Adam Wesley Brown (Guildenstern), (Left), and Romell Witherspoon (Rosencrantz) (Right). Photo by Jeff Malet.
Ever have that sinking feeling that you have no idea who you are, or what on earth you’re supposed to do? Ever found yourself hoping that someone would just magically materialize – poof – and hand The Meaning Of Life to you on a silver platter?
At this point in the review, critics usually start waxing philosophical about Tom Stoppard’s masterpiece Rosencrantz And Guildenstern Are Dead with pithy nostrums about existentialist angst, absurdism and blahblah—and kill the sheer fun of the play. So much academic nonsense has been written about the play that it’s easy to forget Tom Stoppard, who tossed this off on a dare in his 20’s, was as playful a dramatist as any you’d care to meet. He actually wanted you to enjoy yourself, as rare a concept as that seems to be sometimes.
…a rip-roaring good time, pulling out all the stops…
Fortunately for audiences at the current Folger Theatre production of Rosencrantz & Guildenstern, Director Aaron Posner doesn’t burden us with God, Man & The Universe, as so often happens with productions of modern classics. Instead he gives us a rip-roaring good time, pulling out all the stops and putting all the wild philosophical speculations of its characters in the circular file where they belong.
The play begins with our two anti-heroes killing time, flipping coins—which always seem to land “heads.” Guildenstern, the inveterate brainiac of the two, proceeds to pontificate while his buddy Rosencrantz’s eyes glaze over (like much of the audience). Stoppard has clearly endured BS artists of this sort, and takes such a dim view of them that he gives Guildenstern numerous opportunities throughout the evening to make a complete jackass of himself. Fortunately Adam Wesley Brown is completely at home in the role of Guildenstern; his timing and deadpan delivery elicited derisive giggles the whole night.
Of course, at some point R&G eventually discover their purpose; and when they do, Posner’s sound and light designers, Eric Shimelonis and Thom Weaver, team up to create a brilliant and instantaneous scene shift, creating a stark contrast between the warm glow of R&G’s ‘waiting room’ and the harsh, fluorescent glare of the world of Hamlet into which they are thrown.
Accompanying Rosencrantz and Guildenstern on their mission to Elsinore is a company of actors, headed here by Ian Merrill Peakes as the positively brilliant, bawdy and authoritative Player. Like R&G the players are utterly lost without roles to play, and like R&G they’re on the lookout for the slightest hint of a gig, and their desperation has a truly comic side.
In the world of Hamlet, of course, the players are commissioned to do a rip-off of an Italian tragedy which – as Stoppard vividly reminds us – ends very badly. Posner’s masterstroke is to show this hapless troupe trying to rehearse the Dumb Show for “The Murder of Gonzago,” which is marred by misbegotten sound cues, lousy blocking, etc. The ensemble works brilliantly together, and their gifts for physical comedy are generously shared all around.

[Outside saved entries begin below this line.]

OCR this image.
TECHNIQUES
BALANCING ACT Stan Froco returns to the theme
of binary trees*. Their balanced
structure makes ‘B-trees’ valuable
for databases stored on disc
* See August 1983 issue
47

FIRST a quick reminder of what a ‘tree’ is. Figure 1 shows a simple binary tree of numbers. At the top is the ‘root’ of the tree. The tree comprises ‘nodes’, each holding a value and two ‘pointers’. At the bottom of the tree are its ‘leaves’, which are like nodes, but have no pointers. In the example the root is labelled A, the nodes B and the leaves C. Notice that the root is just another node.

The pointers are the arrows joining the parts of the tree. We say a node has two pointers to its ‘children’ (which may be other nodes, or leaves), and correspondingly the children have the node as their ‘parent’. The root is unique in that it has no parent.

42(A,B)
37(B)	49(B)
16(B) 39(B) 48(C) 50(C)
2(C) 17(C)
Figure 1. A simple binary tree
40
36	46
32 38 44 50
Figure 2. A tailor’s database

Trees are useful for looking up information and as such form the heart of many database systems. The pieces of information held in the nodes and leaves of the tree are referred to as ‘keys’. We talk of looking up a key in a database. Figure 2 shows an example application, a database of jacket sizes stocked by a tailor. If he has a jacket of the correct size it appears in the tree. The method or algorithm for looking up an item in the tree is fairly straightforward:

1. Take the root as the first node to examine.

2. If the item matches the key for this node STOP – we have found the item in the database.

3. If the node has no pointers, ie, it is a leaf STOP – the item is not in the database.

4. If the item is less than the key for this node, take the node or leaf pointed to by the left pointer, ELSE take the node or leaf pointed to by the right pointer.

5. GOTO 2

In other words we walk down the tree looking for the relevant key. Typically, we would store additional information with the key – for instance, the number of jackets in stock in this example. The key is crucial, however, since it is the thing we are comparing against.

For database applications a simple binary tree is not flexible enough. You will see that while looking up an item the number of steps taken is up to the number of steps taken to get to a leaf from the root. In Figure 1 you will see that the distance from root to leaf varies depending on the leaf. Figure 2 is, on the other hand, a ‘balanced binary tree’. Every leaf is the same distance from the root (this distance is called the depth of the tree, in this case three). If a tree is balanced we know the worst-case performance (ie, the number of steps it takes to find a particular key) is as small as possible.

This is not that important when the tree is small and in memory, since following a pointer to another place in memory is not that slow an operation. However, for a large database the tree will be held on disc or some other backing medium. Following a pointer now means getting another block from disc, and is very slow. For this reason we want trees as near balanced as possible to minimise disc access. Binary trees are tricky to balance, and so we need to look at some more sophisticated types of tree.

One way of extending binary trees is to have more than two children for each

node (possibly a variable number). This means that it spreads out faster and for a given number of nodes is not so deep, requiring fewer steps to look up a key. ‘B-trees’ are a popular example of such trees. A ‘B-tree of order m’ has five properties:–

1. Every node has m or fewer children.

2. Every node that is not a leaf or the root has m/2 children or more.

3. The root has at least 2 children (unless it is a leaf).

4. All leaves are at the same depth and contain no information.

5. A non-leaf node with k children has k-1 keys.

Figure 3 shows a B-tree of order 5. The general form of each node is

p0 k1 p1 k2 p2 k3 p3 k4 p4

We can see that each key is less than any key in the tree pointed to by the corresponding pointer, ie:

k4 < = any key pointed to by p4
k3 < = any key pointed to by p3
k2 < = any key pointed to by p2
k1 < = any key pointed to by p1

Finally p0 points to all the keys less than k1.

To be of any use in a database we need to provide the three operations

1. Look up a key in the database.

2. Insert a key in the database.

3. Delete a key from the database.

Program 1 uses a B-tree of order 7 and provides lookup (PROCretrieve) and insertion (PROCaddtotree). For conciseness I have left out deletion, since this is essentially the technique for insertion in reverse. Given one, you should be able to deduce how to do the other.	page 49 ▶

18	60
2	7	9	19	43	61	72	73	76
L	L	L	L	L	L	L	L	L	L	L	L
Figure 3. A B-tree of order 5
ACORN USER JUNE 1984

The “straight” cast, headed by Biko Eisen-Martin’s Hamlet, is suitably dignified and Posner sees to it that the Melancholy Dane & Co. occupy an entirely different world, even when they share the stage with Rosencrantz and Guildenstern. The subtle boost in voltage that comes from being “real” people distinguishes the royal family and contrasts them with the decidedly laid-back, low-voltage approach to life offered by the show’s title characters.
Paige Hathaway has decked out the tiny Folger space with the bric-a-brac of the theatre, creating the effect of an attic (or a barn) where every item, every floorboard is simply waiting for a role to play. Chairs hung from the walls, a barrel of broadswords, even a couple of nonchalantly-hung nooses, speak to the ephemeral nature of the stage but are also likely to evoke nostalgia for productions where we have seen them in action. Helen Q. Huang, meanwhile, has created a costume scheme that harmonizes with this sense of bric-a-brac for R&G and the players, contrasted with the glamour and style of the Danish court.
Posner has created an evening so packed with zaniness and broad contrasts, all within the girdle of the Folger’s walls. If you haven’t got a clue what you’re supposed to do tonight, I strongly advise you to check out this production.
Running Time: 2 hours and 15 minutes, with one intermission.